Ante la falta de suministros básicos, el cantante contempló abandonar su vocación para trabajar en una carnicería en Argentina. Sin embargo, decidió agotar una última instancia: contactar a través de redes sociales a la reconocida pianista Gabriela Montero.
El impulso de la solidaridad internacional
Asimismo, destacan que tras dos años de persistencia, Montero y su esposo, el barítono irlandés Sam McElroy, descubrieron en Magallanes una «musicalidad natural conmovedora». Gracias a una campaña de crowdfunding que recaudó 6.000 euros, el tenor pudo viajar a España en 2018 para iniciar audiciones en Europa.
Ver esta publicación en Instagram
«No quería que se apagara mi voz», afirma Magallanes al recordar el momento en que dejó Venezuela con solo lo básico para subsistir.
Consolidación en el escenario europeo
El camino no fue sencillo. Tras una audición fallida en Valencia debido al desgaste físico provocado por la crisis alimentaria, el apoyo de McElroy fue clave para obtener una beca en Irlanda. Finalmente, en 2020, su talento le valió un puesto permanente en la Opernhaus de Zúrich, uno de los escenarios más prestigiosos del mundo.

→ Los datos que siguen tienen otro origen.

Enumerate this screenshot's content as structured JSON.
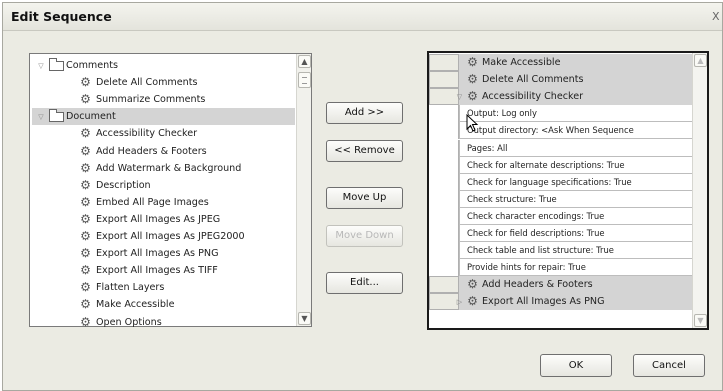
{
  "dialog": {
    "title": "Edit Sequence",
    "close_glyph": "X"
  },
  "available_commands": {
    "items": [
      {
        "kind": "folder",
        "label": "Comments",
        "expanded": true
      },
      {
        "kind": "command",
        "label": "Delete All Comments"
      },
      {
        "kind": "command",
        "label": "Summarize Comments"
      },
      {
        "kind": "folder",
        "label": "Document",
        "expanded": true,
        "selected": true
      },
      {
        "kind": "command",
        "label": "Accessibility Checker"
      },
      {
        "kind": "command",
        "label": "Add Headers & Footers"
      },
      {
        "kind": "command",
        "label": "Add Watermark & Background"
      },
      {
        "kind": "command",
        "label": "Description"
      },
      {
        "kind": "command",
        "label": "Embed All Page Images"
      },
      {
        "kind": "command",
        "label": "Export All Images As JPEG"
      },
      {
        "kind": "command",
        "label": "Export All Images As JPEG2000"
      },
      {
        "kind": "command",
        "label": "Export All Images As PNG"
      },
      {
        "kind": "command",
        "label": "Export All Images As TIFF"
      },
      {
        "kind": "command",
        "label": "Flatten Layers"
      },
      {
        "kind": "command",
        "label": "Make Accessible"
      },
      {
        "kind": "command",
        "label": "Open Options"
      }
    ]
  },
  "buttons": {
    "add": "Add >>",
    "remove": "<< Remove",
    "move_up": "Move Up",
    "move_down": "Move Down",
    "edit": "Edit...",
    "ok": "OK",
    "cancel": "Cancel"
  },
  "sequence": {
    "steps": [
      {
        "label": "Make Accessible"
      },
      {
        "label": "Delete All Comments"
      },
      {
        "label": "Accessibility Checker",
        "expanded": true
      }
    ],
    "parameters": [
      "Output: Log only",
      "Output directory: <Ask When Sequence",
      "Pages: All",
      "Check for alternate descriptions: True",
      "Check for language specifications: True",
      "Check structure: True",
      "Check character encodings: True",
      "Check for field descriptions: True",
      "Check table and list structure: True",
      "Provide hints for repair: True"
    ],
    "more_steps": [
      {
        "label": "Add Headers & Footers"
      },
      {
        "label": "Export All Images As PNG",
        "collapsed": true
      }
    ]
  },
  "icons": {
    "gear": "gear-icon",
    "folder": "folder-icon",
    "expand": "chevron-down-icon",
    "collapse": "chevron-right-icon"
  }
}
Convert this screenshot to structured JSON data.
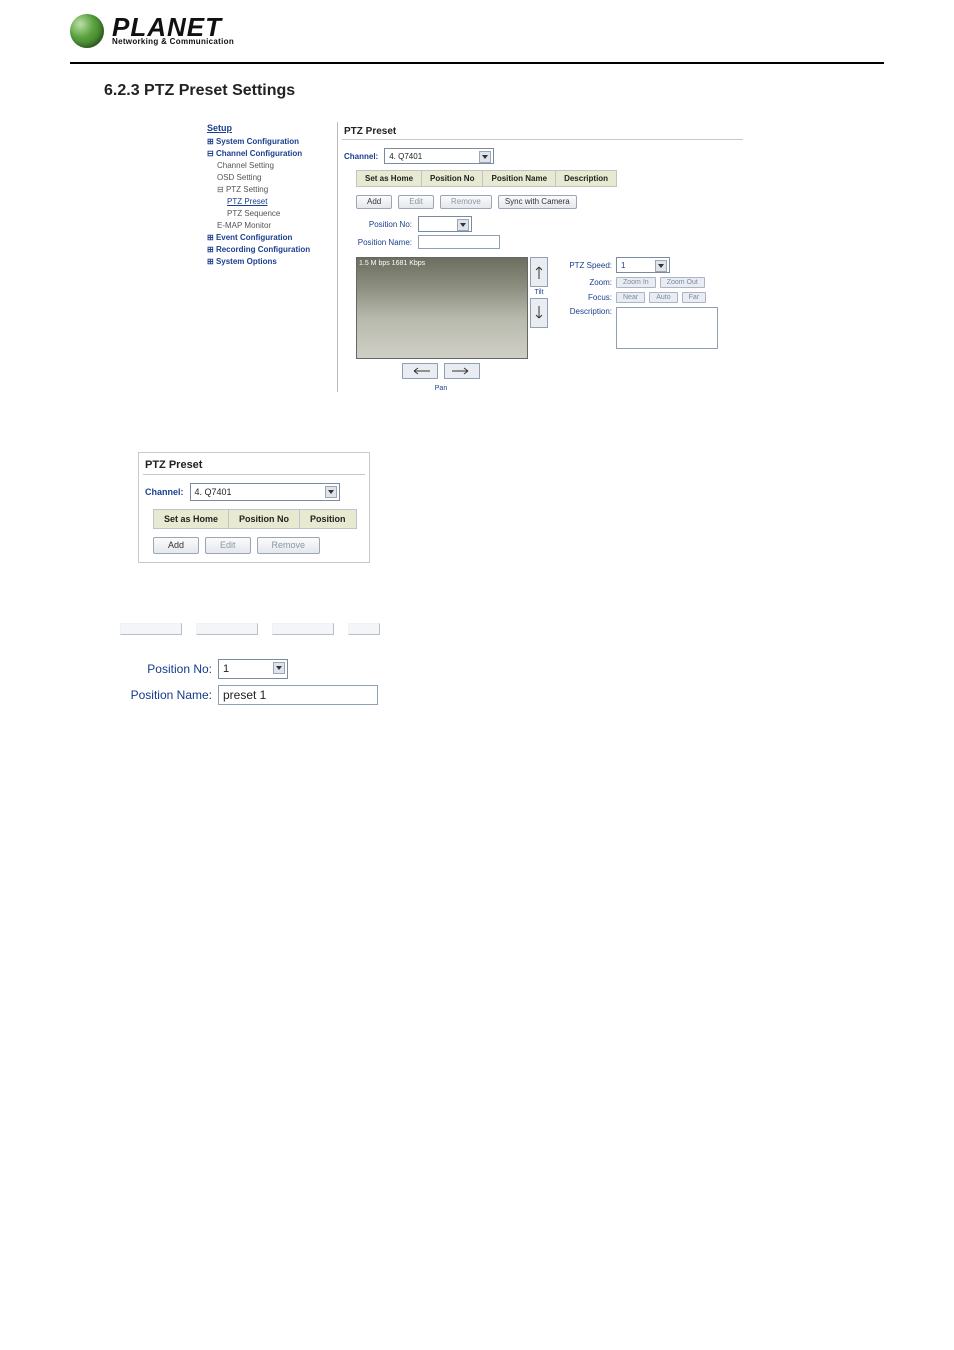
{
  "brand": {
    "name": "PLANET",
    "tagline": "Networking & Communication"
  },
  "section_heading": "6.2.3 PTZ Preset Settings",
  "sidebar": {
    "title": "Setup",
    "items": [
      {
        "label": "System Configuration"
      },
      {
        "label": "Channel Configuration"
      },
      {
        "label": "Event Configuration"
      },
      {
        "label": "Recording Configuration"
      },
      {
        "label": "System Options"
      }
    ],
    "channel_children": [
      "Channel Setting",
      "OSD Setting",
      "PTZ Setting",
      "E-MAP Monitor"
    ],
    "ptz_children": [
      "PTZ Preset",
      "PTZ Sequence"
    ]
  },
  "panel": {
    "title": "PTZ Preset",
    "channel_label": "Channel:",
    "channel_value": "4. Q7401",
    "columns": {
      "set_as_home": "Set as Home",
      "position_no": "Position No",
      "position_name": "Position Name",
      "description": "Description"
    },
    "buttons": {
      "add": "Add",
      "edit": "Edit",
      "remove": "Remove",
      "sync": "Sync with Camera"
    },
    "form": {
      "position_no_label": "Position No:",
      "position_name_label": "Position Name:"
    },
    "camera_overlay": "1.5 M bps   1681 Kbps",
    "tilt_label": "Tilt",
    "pan_label": "Pan",
    "controls": {
      "ptz_speed_label": "PTZ Speed:",
      "ptz_speed_value": "1",
      "zoom_label": "Zoom:",
      "zoom_in": "Zoom In",
      "zoom_out": "Zoom Out",
      "focus_label": "Focus:",
      "focus_near": "Near",
      "focus_auto": "Auto",
      "focus_far": "Far",
      "description_label": "Description:"
    }
  },
  "crop2": {
    "title": "PTZ Preset",
    "channel_label": "Channel:",
    "channel_value": "4. Q7401",
    "cols": {
      "c1": "Set as Home",
      "c2": "Position No",
      "c3": "Position"
    },
    "btn_add": "Add",
    "btn_edit": "Edit",
    "btn_remove": "Remove"
  },
  "crop3": {
    "position_no_label": "Position No:",
    "position_no_value": "1",
    "position_name_label": "Position Name:",
    "position_name_value": "preset 1"
  }
}
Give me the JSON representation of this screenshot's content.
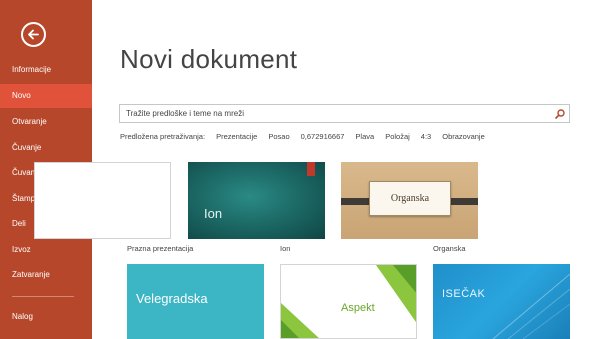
{
  "sidebar": {
    "back_label": "",
    "items": [
      {
        "label": "Informacije",
        "active": false
      },
      {
        "label": "Novo",
        "active": true
      },
      {
        "label": "Otvaranje",
        "active": false
      },
      {
        "label": "Čuvanje",
        "active": false
      },
      {
        "label": "Čuvanje kao",
        "active": false
      },
      {
        "label": "Štampanje",
        "active": false
      },
      {
        "label": "Deli",
        "active": false
      },
      {
        "label": "Izvoz",
        "active": false
      },
      {
        "label": "Zatvaranje",
        "active": false
      }
    ],
    "account": {
      "label": "Nalog"
    }
  },
  "main": {
    "title": "Novi dokument",
    "search": {
      "value": "",
      "placeholder": "Tražite predloške i teme na mreži"
    },
    "suggested": {
      "label": "Predložena pretraživanja:",
      "links": [
        "Prezentacije",
        "Posao",
        "0,672916667",
        "Plava",
        "Položaj",
        "4:3",
        "Obrazovanje"
      ]
    },
    "templates": [
      {
        "caption": "Prazna prezentacija",
        "preview_text": ""
      },
      {
        "caption": "Ion",
        "preview_text": "Ion"
      },
      {
        "caption": "Organska",
        "preview_text": "Organska"
      },
      {
        "caption": "",
        "preview_text": "Velegradska"
      },
      {
        "caption": "",
        "preview_text": "Aspekt"
      },
      {
        "caption": "",
        "preview_text": "ISEČAK"
      }
    ]
  },
  "colors": {
    "sidebar": "#b7472a",
    "sidebar_active": "#e0533a",
    "ion": "#1a6461",
    "velegradska": "#3cb5c5",
    "aspekt_green": "#6aa62b",
    "isecak": "#2aa5de"
  },
  "icons": {
    "back": "back-arrow-icon",
    "search": "search-icon"
  }
}
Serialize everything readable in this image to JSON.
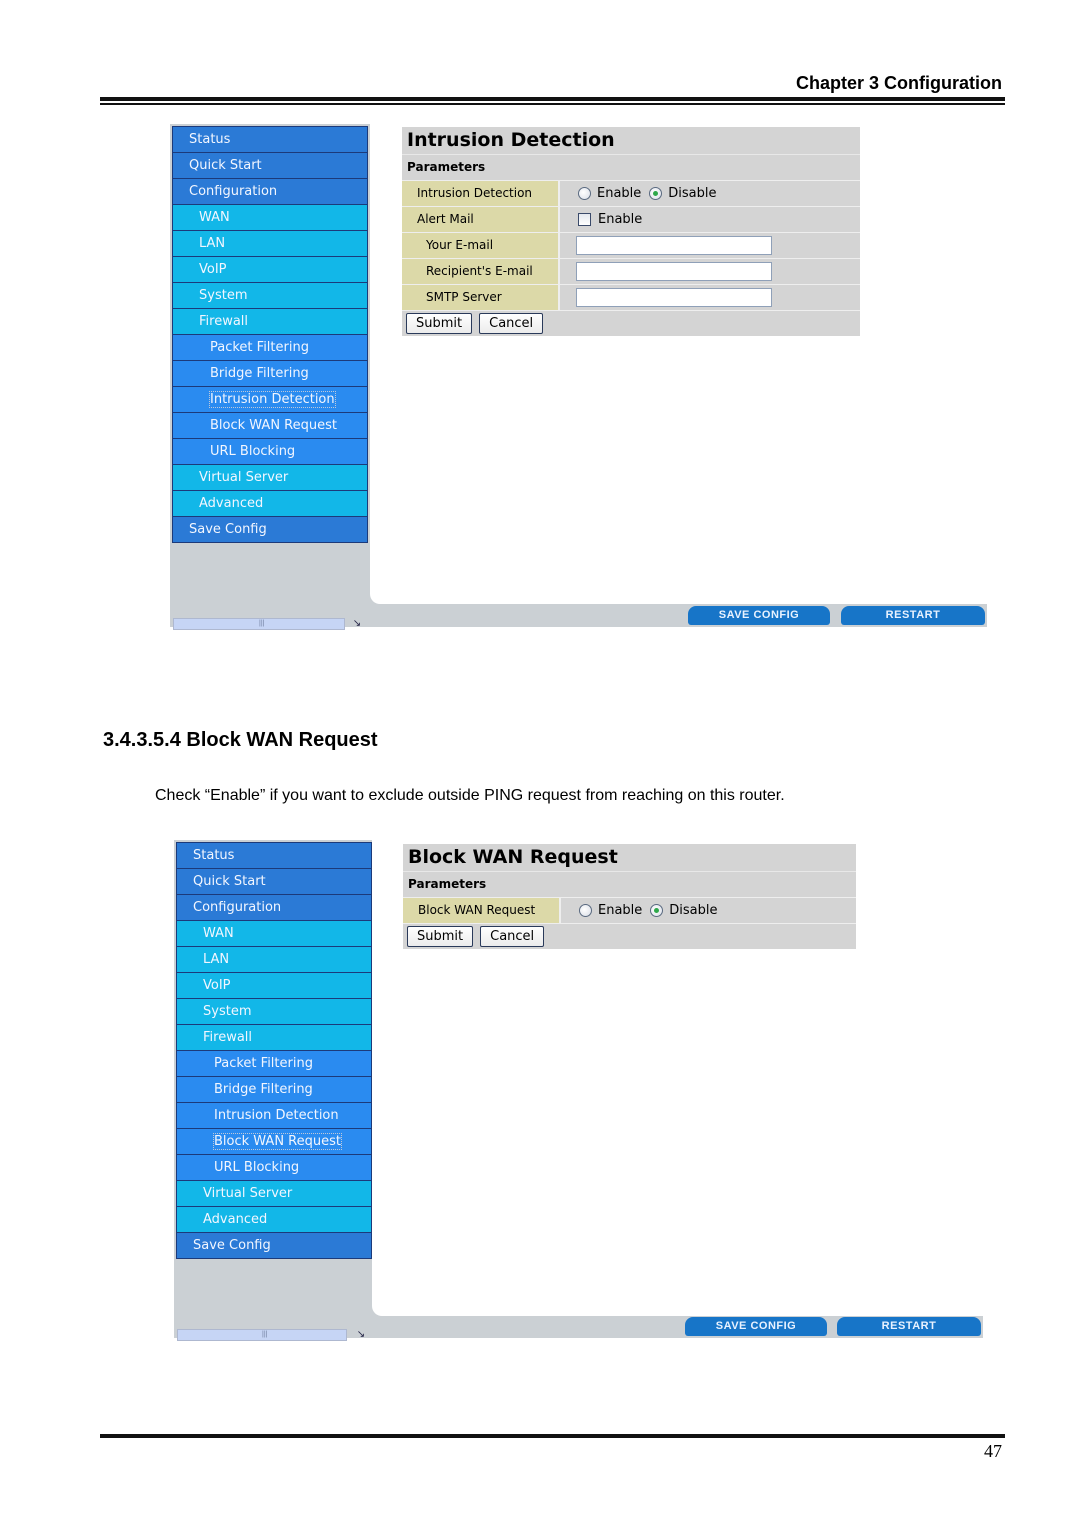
{
  "header": {
    "chapter": "Chapter 3 Configuration"
  },
  "section": {
    "heading": "3.4.3.5.4 Block WAN Request",
    "body": "Check “Enable” if you want to exclude outside PING request from reaching on this router."
  },
  "footer": {
    "page_number": "47"
  },
  "colors": {
    "nav_top": "#2b7ad6",
    "nav_sub": "#12b7e8",
    "nav_firewall_sub": "#2a8bf0",
    "label_cell": "#dcd9a8",
    "action_button": "#1775c8"
  },
  "screenshot1": {
    "nav": [
      {
        "label": "Status",
        "level": 0
      },
      {
        "label": "Quick Start",
        "level": 0
      },
      {
        "label": "Configuration",
        "level": 0
      },
      {
        "label": "WAN",
        "level": 1
      },
      {
        "label": "LAN",
        "level": 1
      },
      {
        "label": "VoIP",
        "level": 1
      },
      {
        "label": "System",
        "level": 1
      },
      {
        "label": "Firewall",
        "level": 1
      },
      {
        "label": "Packet Filtering",
        "level": 2
      },
      {
        "label": "Bridge Filtering",
        "level": 2
      },
      {
        "label": "Intrusion Detection",
        "level": 2,
        "selected": true
      },
      {
        "label": "Block WAN Request",
        "level": 2
      },
      {
        "label": "URL Blocking",
        "level": 2
      },
      {
        "label": "Virtual Server",
        "level": 1
      },
      {
        "label": "Advanced",
        "level": 1
      },
      {
        "label": "Save Config",
        "level": 0
      }
    ],
    "panel_title": "Intrusion Detection",
    "panel_subtitle": "Parameters",
    "rows": {
      "intrusion_detection": {
        "label": "Intrusion Detection",
        "enable": "Enable",
        "disable": "Disable",
        "selected": "Disable"
      },
      "alert_mail": {
        "label": "Alert Mail",
        "checkbox": "Enable",
        "checked": false
      },
      "your_email": {
        "label": "Your E-mail",
        "value": ""
      },
      "recipient_email": {
        "label": "Recipient's E-mail",
        "value": ""
      },
      "smtp_server": {
        "label": "SMTP Server",
        "value": ""
      }
    },
    "submit": "Submit",
    "cancel": "Cancel",
    "save_config": "SAVE CONFIG",
    "restart": "RESTART"
  },
  "screenshot2": {
    "nav": [
      {
        "label": "Status",
        "level": 0
      },
      {
        "label": "Quick Start",
        "level": 0
      },
      {
        "label": "Configuration",
        "level": 0
      },
      {
        "label": "WAN",
        "level": 1
      },
      {
        "label": "LAN",
        "level": 1
      },
      {
        "label": "VoIP",
        "level": 1
      },
      {
        "label": "System",
        "level": 1
      },
      {
        "label": "Firewall",
        "level": 1
      },
      {
        "label": "Packet Filtering",
        "level": 2
      },
      {
        "label": "Bridge Filtering",
        "level": 2
      },
      {
        "label": "Intrusion Detection",
        "level": 2
      },
      {
        "label": "Block WAN Request",
        "level": 2,
        "selected": true
      },
      {
        "label": "URL Blocking",
        "level": 2
      },
      {
        "label": "Virtual Server",
        "level": 1
      },
      {
        "label": "Advanced",
        "level": 1
      },
      {
        "label": "Save Config",
        "level": 0
      }
    ],
    "panel_title": "Block WAN Request",
    "panel_subtitle": "Parameters",
    "rows": {
      "block_wan": {
        "label": "Block WAN Request",
        "enable": "Enable",
        "disable": "Disable",
        "selected": "Disable"
      }
    },
    "submit": "Submit",
    "cancel": "Cancel",
    "save_config": "SAVE CONFIG",
    "restart": "RESTART"
  }
}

Actualmente, Magallanes compagina su labor en el coro con roles como solista, destacando por su registro de tenor agudo, una cualidad que él mismo atribuye a sus raíces en la música llanera y el joropo.
Un éxito compartido
Acompañado por su esposa Dayana, el tenor reside hoy en la zona de Wetzikon. Aunque celebra su presente profesional en Suiza y sus recientes giras por Italia, Magallanes mantiene un vínculo inquebrantable con sus orígenes, dedicando cada nota a la familia y amigos que hicieron posible su salida del país.